A Little DisruptionMay 22, 2019 04:02PM ● By Will Patterson
Caitlin Little is not a performer fueled by money or recognition. She doesn’t have any formal artistic training. But that hasn’t stopped her from cementing a position in Omaha’s local arts scene. Passion drives her and absurdity defines her art.
“I always loved reading and imagining,” Little says. “I would take road trips in my living room. I could be whoever I wanted to in a costume. I think it really helped me navigate the world.”
Though she’s been performing in some way most of her life, Little says she didn’t describe her performances and events as art until 2012. At the time, she was doing guerrilla performances, meaning she would arrive at an event and put on a show of her own.
One of Little’s strangest performances was “the pancake man”—not the individual who caters events around Omaha with his mobile pancake business—but rather a surreal idea brought to life in a performance.
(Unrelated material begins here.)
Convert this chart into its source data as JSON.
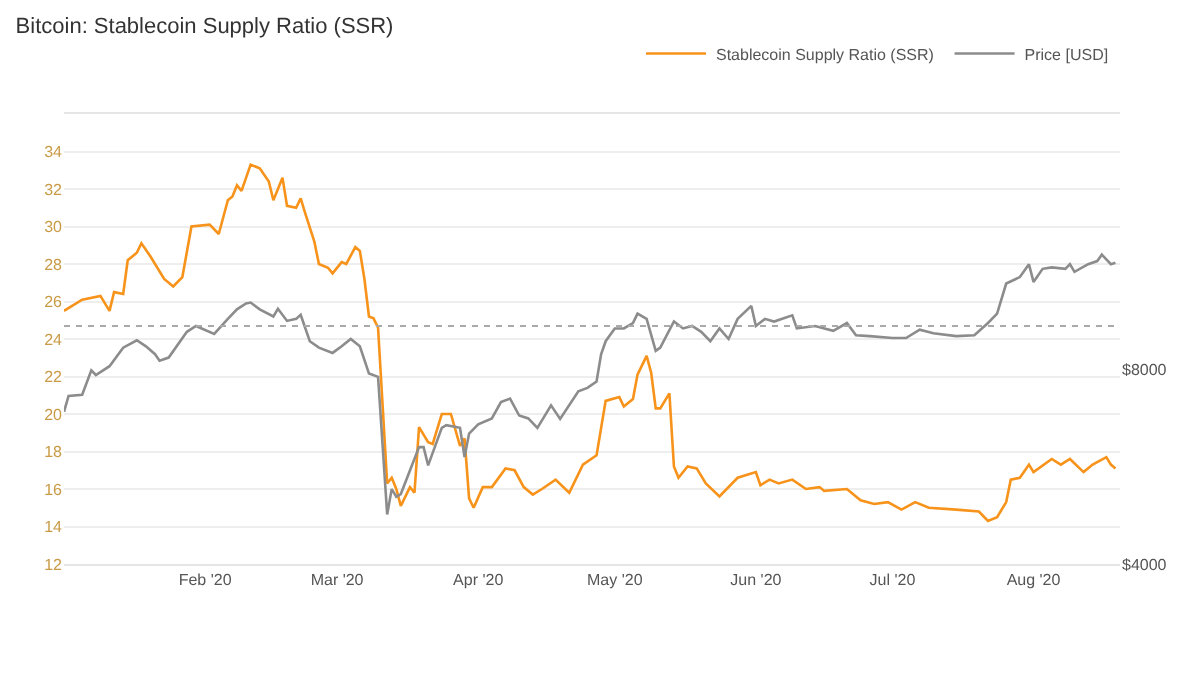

Little took to the street to become the pancake man during Lincoln Calling, a festival bringing musicians and artists to Lincoln, Nebraska venues. For hours she cooked pancakes, wore them, and covered herself in mock syrup—even making herself a mask out of the breakfast staple.
“Nobody knew what was going on. All of the sudden there’s music playing, and someone’s making pancakes in the middle of the street,” she says.
Positioned in plain view of festival-goers, everyone walking past was forced to witness the strange happenings. This was by design. Little planned on anyone and everyone seeing her breakfast food repurposing.
“I hate pancakes. I grew up super-poor, and we had pancakes for a lot of meals,” Little says. “But I love ritual. I love the idea of starting and creating something that’s repetitive.”
As with most of Little’s performances, the purpose was not clear—not even to her. That’s a recurring theme in her art. She doesn’t set out with any goals in mind, but she certainly expects her audience to feel something.
“A lot of times I feel like, in the performances…I’m compelled to do whatever I’m doing.”
Little has been involved with the Omaha art scene for some time. She has been a part of Benson First Friday since the beginning, long before it transformed into the community-centered nonprofit it is today.
J.D. Hardy has known her since that time. The University of South Florida graduate student, fellow artist, and Little’s close friend has also been with Benson First Friday since the beginning.
“She’s always dreaming up ideas,” Hardy says of Little. “I think it filters out in each performance she does.”
Describing Little as “a fearless individual with a plethora of projects always in the making,” Hardy continues to find her work profound—but with unexpected twists.
“A lot of her work has to do with humor. That’s like a very direct way to get to a concept of humanity,” Hardy says.
Little’s future is not set in stone. Her Instagram chronicles a varied history of artistic expression. “I think it’s really important to do things that maybe people haven’t seen or make people uncomfortable even though they’re things that might be normal or natural,” she says.